Contribution to Antibiotic Resistance:
MscL can serve as a portal for certain antibiotics. The antibiotic dihydrostreptomycin (DHS) "crosses the membrane primarily through MscL" . Alterations in MscL expression or function could potentially affect susceptibility to certain antibiotics, which is particularly relevant given that K. pneumoniae is "now recognized as an urgent threat to human health because of the emergence of multidrug-resistant strains" .

Potential Interaction with Host Defense Mechanisms:
Host defense against K. pneumoniae infection involves multiple mechanisms as outlined in search result . The stress responses triggered by host defense mechanisms, including changes in membrane tension or osmolarity, could potentially involve MscL-mediated responses, though this connection requires further investigation.

Research Approaches:
To explore MscL's role in K. pneumoniae pathogenesis, researchers might:

• Create MscL knockout or functionally altered mutants and assess changes in virulence

• Compare MscL expression levels between classical, hypervirulent, and hypermucoviscous strains

• Examine MscL function under conditions mimicking different host environments

• Investigate MscL's potential role in stress responses during host-pathogen interactions

How can recombinant MscL be used to develop vaccines against Klebsiella pneumoniae?

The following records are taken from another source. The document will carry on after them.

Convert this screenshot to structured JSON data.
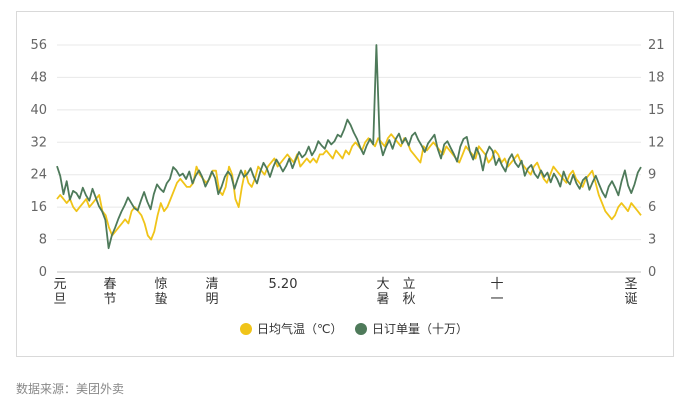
{
  "chart_data": {
    "type": "line",
    "title": "",
    "xlabel": "",
    "ylabel": "",
    "x_tick_labels": [
      "元旦",
      "春节",
      "惊蛰",
      "清明",
      "5.20",
      "大暑",
      "立秋",
      "十一",
      "圣诞"
    ],
    "y_left": {
      "ticks": [
        0,
        8,
        16,
        24,
        32,
        40,
        48,
        56
      ],
      "ylim": [
        0,
        56
      ]
    },
    "y_right": {
      "ticks": [
        0,
        3,
        6,
        9,
        12,
        15,
        18,
        21
      ],
      "ylim": [
        0,
        21
      ]
    },
    "grid": "horizontal",
    "legend_position": "bottom-center",
    "series": [
      {
        "name": "日均气温（℃）",
        "axis": "left",
        "color": "#f0c419",
        "values": [
          18,
          19,
          18,
          17,
          18,
          16,
          15,
          16,
          17,
          18,
          16,
          17,
          18,
          19,
          15,
          14,
          11,
          9,
          10,
          11,
          12,
          13,
          12,
          15,
          16,
          15,
          14,
          12,
          9,
          8,
          10,
          14,
          17,
          15,
          16,
          18,
          20,
          22,
          23,
          22,
          21,
          21,
          22,
          26,
          24,
          23,
          22,
          23,
          25,
          25,
          20,
          19,
          21,
          26,
          24,
          18,
          16,
          21,
          25,
          22,
          21,
          23,
          26,
          25,
          24,
          26,
          27,
          28,
          26,
          27,
          28,
          29,
          28,
          27,
          29,
          26,
          27,
          28,
          27,
          28,
          27,
          29,
          29,
          30,
          29,
          28,
          30,
          29,
          28,
          30,
          29,
          31,
          32,
          31,
          30,
          32,
          33,
          32,
          31,
          33,
          32,
          31,
          33,
          34,
          33,
          32,
          31,
          33,
          32,
          30,
          29,
          28,
          27,
          31,
          30,
          31,
          32,
          31,
          30,
          29,
          31,
          30,
          29,
          28,
          27,
          29,
          31,
          30,
          29,
          28,
          31,
          30,
          29,
          27,
          28,
          30,
          29,
          27,
          28,
          26,
          27,
          28,
          29,
          27,
          26,
          25,
          24,
          26,
          27,
          25,
          23,
          22,
          24,
          26,
          25,
          24,
          23,
          22,
          24,
          25,
          23,
          22,
          21,
          23,
          24,
          25,
          22,
          19,
          17,
          15,
          14,
          13,
          14,
          16,
          17,
          16,
          15,
          17,
          16,
          15,
          14
        ]
      },
      {
        "name": "日订单量（十万）",
        "axis": "right",
        "color": "#4e7a5a",
        "values": [
          9.8,
          8.9,
          7.2,
          8.4,
          6.7,
          7.5,
          7.3,
          6.8,
          7.8,
          7.1,
          6.6,
          7.7,
          6.9,
          6.1,
          5.6,
          4.8,
          2.2,
          3.4,
          4.1,
          4.9,
          5.6,
          6.2,
          6.9,
          6.4,
          5.9,
          5.7,
          6.6,
          7.4,
          6.5,
          5.8,
          7.2,
          8.1,
          7.7,
          7.4,
          8.2,
          8.6,
          9.7,
          9.4,
          8.9,
          9.1,
          8.6,
          9.3,
          8.2,
          8.9,
          9.4,
          8.8,
          7.9,
          8.5,
          9.3,
          8.7,
          7.2,
          7.9,
          8.8,
          9.3,
          8.9,
          7.7,
          8.6,
          9.4,
          8.8,
          9.1,
          9.6,
          8.8,
          8.2,
          9.3,
          10.1,
          9.6,
          8.8,
          9.7,
          10.4,
          9.9,
          9.3,
          9.8,
          10.5,
          9.6,
          10.4,
          11.1,
          10.6,
          10.9,
          11.6,
          10.8,
          11.3,
          12.1,
          11.7,
          11.4,
          12.2,
          11.8,
          12.1,
          12.7,
          12.5,
          13.2,
          14.1,
          13.6,
          12.9,
          12.3,
          11.5,
          10.9,
          11.7,
          12.3,
          11.8,
          21.0,
          12.1,
          10.8,
          11.6,
          12.2,
          11.4,
          12.3,
          12.8,
          11.9,
          12.4,
          11.7,
          12.6,
          12.9,
          12.2,
          11.7,
          11.1,
          11.9,
          12.3,
          12.7,
          11.4,
          10.5,
          11.8,
          12.1,
          11.5,
          10.9,
          10.2,
          11.6,
          12.3,
          12.5,
          11.1,
          10.4,
          11.5,
          10.8,
          9.4,
          10.9,
          11.6,
          11.2,
          9.9,
          10.5,
          9.8,
          9.3,
          10.4,
          10.9,
          10.1,
          9.7,
          10.3,
          8.9,
          9.6,
          9.9,
          9.1,
          8.7,
          9.4,
          8.8,
          9.2,
          8.3,
          9.1,
          8.6,
          7.9,
          9.3,
          8.5,
          8.1,
          9.0,
          8.2,
          7.7,
          8.5,
          8.8,
          7.6,
          8.3,
          8.9,
          8.1,
          7.4,
          6.9,
          7.9,
          8.4,
          7.8,
          7.1,
          8.4,
          9.4,
          8.0,
          7.3,
          8.1,
          9.2,
          9.7
        ]
      }
    ]
  },
  "legend": {
    "temperature_label": "日均气温（℃）",
    "orders_label": "日订单量（十万）"
  },
  "footer": {
    "source": "数据来源：美团外卖"
  }
}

While the search results don't directly address MscL-based vaccines against K. pneumoniae, insights can be drawn from general approaches to K. pneumoniae vaccine development:

Antigen Identification and Evaluation:
Recombinant outer membrane proteins (KOMPs) have been evaluated as vaccine candidates against K. pneumoniae . A similar approach could be applied to MscL, which would involve:

• Assessing MscL sequence conservation across diverse K. pneumoniae strains

• Identifying surface-exposed epitopes that could be targeted by antibodies

• Evaluating immunogenicity of recombinant MscL in animal models

Comprehensive Immune Response Assessment:
For KOMP vaccine candidates, researchers measured:

• Antibody-mediated responses (IgG, IgG1, and IgG2a)

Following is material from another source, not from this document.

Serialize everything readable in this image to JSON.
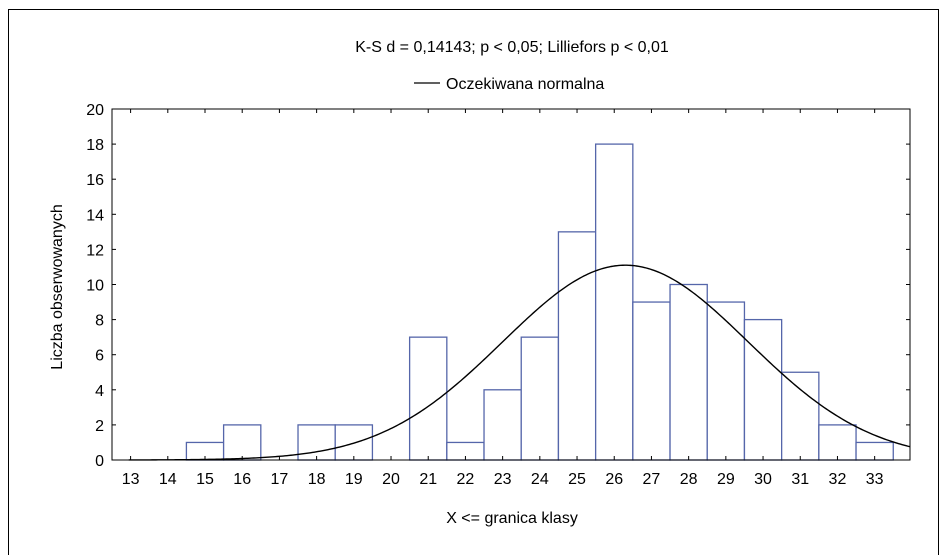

• T-cell responses via KOMP-specific IFN-γ-, IL-4-, and IL-17A-secreting splenocytes

• Opsonophagocytosis of K. pneumoniae using antiserum

Similar comprehensive immunological assessment would be essential for evaluating recombinant MscL as a vaccine candidate.

DNA Vaccine Approaches:
DNA vaccines encoding virulence factors have shown promise against K. pneumoniae. A study demonstrated that "co-immunization with pVAX1-YidR and pVAX1-IL-17 significantly augmented host adaptive immune responses and provided better protection against K. pneumoniae infections in vaccinated mice" . A similar approach using MscL-encoding DNA vaccines could be explored.

Adjuvant Optimization:
The use of IL-17 as a molecular adjuvant enhanced immune responses to K. pneumoniae antigens . Optimal adjuvant selection would be critical for any MscL-based vaccine.

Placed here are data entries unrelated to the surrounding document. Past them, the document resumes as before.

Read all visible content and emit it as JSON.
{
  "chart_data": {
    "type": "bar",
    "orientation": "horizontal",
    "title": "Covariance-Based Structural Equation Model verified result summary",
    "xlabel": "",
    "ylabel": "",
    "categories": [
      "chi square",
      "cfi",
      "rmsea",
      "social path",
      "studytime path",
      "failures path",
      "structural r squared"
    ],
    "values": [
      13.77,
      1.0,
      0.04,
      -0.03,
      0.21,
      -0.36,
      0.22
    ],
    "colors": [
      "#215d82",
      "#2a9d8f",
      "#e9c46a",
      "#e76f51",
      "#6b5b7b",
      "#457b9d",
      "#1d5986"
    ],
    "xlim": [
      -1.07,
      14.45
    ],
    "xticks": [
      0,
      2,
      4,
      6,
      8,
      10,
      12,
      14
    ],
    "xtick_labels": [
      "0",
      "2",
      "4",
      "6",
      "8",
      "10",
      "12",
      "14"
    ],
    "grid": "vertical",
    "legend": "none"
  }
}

Challenges and Considerations:
Several factors would determine the viability of MscL as a vaccine target:

• Accessibility of MscL epitopes in intact bacteria

• Conservation of MscL across clinically relevant strains

• Potential for strain escape through MscL mutations

• Protective efficacy against different K. pneumoniae phenotypes (classical, hypervirulent, hypermucoviscous)

Given the rising concern about multidrug-resistant and hypervirulent K. pneumoniae strains , innovative vaccine approaches targeting conserved proteins like MscL warrant investigation as part of the comprehensive strategy to address this significant public health threat.